Bagaimanapun susunannya, apakah kalian duduk bersanding di depan petugas KUA atau si wanita menanti di ruangan terpisah, jangan lupa memberitahukan bapak si gadis. Sebab, bapak si wanita lah yang akan menikahkan kalian berdua di depan petugas KUA juga semua hadirin. Kemudian panjatan doa ayah dan ibu teruntuk kalian berdua.

Pada Hari Acara Pernikahan

Kamu boleh jadi sangat gugup mempersiapkan diri dalam menempuh akad perkawinan sehingga tidak peduli lagi dengan segala persiapan resepsi. Pada saat itu, ayah dan bunda lah yang membatasi kendali sebab bagi mereka, mereka lah yang punya acara.

Orang tua kalian hendak menyandingkan kalian di pelaminan. Biasanya ayah kalian akan menyampaikan kata sambutan. Sedangkan ibu hendak meyakinkan tamu undangan dijamu dengan sebaik mungkin.

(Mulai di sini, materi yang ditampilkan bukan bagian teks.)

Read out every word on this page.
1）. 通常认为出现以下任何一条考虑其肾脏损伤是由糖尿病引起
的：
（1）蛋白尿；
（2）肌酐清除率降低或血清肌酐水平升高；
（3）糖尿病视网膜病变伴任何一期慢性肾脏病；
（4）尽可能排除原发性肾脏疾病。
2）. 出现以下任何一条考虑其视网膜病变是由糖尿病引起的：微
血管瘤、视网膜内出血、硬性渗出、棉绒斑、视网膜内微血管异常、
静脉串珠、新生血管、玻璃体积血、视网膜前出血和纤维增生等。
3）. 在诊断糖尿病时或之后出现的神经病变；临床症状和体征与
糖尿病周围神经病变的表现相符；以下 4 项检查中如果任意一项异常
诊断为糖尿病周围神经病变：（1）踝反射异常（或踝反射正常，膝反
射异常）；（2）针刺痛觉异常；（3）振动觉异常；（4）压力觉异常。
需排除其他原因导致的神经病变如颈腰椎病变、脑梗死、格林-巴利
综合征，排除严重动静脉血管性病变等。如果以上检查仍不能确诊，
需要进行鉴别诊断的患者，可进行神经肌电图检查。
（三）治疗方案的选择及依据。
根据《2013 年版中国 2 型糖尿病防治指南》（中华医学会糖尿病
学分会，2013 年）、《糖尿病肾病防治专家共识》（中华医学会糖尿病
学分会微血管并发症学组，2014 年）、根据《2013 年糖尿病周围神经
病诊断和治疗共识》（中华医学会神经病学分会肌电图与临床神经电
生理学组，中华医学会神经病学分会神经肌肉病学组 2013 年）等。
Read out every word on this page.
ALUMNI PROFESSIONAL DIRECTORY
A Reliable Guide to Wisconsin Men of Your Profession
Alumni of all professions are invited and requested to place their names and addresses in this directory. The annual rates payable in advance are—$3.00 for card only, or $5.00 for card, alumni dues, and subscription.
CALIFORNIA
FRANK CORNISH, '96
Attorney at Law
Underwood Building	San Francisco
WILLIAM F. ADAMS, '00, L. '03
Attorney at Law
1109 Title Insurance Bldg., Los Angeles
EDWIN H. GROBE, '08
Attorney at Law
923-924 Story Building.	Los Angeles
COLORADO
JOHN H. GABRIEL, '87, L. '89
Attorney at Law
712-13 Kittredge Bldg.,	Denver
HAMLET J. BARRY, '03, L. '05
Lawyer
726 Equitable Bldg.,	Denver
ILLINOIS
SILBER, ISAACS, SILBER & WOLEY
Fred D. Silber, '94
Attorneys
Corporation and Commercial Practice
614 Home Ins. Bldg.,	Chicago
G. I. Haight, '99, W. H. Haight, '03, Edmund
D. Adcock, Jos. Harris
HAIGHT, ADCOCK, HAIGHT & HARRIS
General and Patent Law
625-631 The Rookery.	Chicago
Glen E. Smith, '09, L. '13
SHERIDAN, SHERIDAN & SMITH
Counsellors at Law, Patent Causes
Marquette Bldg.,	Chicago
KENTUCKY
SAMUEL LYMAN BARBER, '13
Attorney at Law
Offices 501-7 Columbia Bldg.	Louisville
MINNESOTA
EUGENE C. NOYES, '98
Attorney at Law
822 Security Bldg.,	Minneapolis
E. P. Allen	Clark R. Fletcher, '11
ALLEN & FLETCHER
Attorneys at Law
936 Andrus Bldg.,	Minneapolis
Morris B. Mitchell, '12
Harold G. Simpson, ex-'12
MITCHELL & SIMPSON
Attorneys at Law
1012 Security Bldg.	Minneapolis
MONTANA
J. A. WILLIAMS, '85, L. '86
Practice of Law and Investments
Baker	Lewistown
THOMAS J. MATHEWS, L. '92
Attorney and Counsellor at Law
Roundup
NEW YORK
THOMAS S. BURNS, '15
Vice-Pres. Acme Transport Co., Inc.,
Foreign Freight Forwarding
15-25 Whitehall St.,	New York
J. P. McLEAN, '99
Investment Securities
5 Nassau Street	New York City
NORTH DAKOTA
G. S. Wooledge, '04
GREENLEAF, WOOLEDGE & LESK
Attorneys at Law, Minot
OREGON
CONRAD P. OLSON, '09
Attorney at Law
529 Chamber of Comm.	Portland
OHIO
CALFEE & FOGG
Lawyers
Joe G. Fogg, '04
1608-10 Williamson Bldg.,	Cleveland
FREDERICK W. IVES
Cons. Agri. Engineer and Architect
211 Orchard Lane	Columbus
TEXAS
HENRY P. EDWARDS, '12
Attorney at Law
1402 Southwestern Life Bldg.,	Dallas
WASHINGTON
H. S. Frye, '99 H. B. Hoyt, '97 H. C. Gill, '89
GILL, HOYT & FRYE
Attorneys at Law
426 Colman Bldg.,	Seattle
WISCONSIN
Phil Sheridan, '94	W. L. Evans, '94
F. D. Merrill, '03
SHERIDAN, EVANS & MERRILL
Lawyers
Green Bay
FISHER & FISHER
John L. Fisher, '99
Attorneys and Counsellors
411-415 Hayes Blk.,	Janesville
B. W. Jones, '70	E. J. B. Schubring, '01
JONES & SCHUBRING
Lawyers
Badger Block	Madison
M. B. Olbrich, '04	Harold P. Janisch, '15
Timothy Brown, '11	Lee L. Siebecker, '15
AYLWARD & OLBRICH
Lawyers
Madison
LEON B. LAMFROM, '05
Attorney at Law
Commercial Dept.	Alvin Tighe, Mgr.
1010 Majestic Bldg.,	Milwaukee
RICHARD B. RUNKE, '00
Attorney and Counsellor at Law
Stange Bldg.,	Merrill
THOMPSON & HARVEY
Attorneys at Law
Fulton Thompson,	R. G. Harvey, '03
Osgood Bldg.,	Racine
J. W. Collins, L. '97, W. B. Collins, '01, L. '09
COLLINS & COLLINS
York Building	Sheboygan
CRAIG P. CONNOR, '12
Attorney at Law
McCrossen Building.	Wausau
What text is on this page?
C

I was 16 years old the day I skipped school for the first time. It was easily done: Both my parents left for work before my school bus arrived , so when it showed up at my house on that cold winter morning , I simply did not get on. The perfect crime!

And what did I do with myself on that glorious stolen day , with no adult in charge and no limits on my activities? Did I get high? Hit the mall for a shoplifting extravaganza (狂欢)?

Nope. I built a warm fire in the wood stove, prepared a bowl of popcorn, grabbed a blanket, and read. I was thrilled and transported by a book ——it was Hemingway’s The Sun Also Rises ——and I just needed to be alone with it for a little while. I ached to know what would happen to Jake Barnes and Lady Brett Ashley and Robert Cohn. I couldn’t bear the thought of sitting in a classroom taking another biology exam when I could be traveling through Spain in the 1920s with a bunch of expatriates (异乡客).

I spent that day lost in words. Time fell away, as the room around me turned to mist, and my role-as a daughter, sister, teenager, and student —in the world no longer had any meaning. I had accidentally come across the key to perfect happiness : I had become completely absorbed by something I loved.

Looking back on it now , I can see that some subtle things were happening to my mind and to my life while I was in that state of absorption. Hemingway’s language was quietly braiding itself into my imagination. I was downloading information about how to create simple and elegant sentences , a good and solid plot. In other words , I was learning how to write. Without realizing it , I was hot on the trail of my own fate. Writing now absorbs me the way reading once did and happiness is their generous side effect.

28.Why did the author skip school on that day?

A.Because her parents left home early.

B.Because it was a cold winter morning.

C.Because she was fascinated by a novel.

Disaat kamu duduk menjumpai dengan banyak tamu undangan, orang tuamu memastikan apabila catering yang kamu pilih dapat memenuhi seluruh keperluan, fotografer yang kamu order telah mengabadikan keseluruhan momen pernikahan, tidak lupa souvenir telah siap pada tempat penyambutan tamu. Mereka juga yang memantau jalannya acara pesta pernikahan sesuai dengan agenda yang sudah direncanakan.

Setelah Hari Upacara Pernikahan

Kalian berdua sekarang sudah sah menjadi sepasang suami istri. Tamu undangan juga telah meninggalkan pesta. Fotografer pun sudah siap untuk mencetak hasil jepretannya. Catering akan segera dibereskan. Dekorasi akan segera dibongkar. Alunan lagu pesta sudah dihentikan. Kini tinggal keluarga yang tetap bersama kalian.

Saat-saat acara pernikahan telah berakhir, mereka pun tetap saja sempat merencanakan uang untuk kalian yang hendak bulan madu. Malahan tahun-tahun berikutnya, mereka masih terus menyokong kehidupan pernikahan kalian baik dengan moril ataupun finansial.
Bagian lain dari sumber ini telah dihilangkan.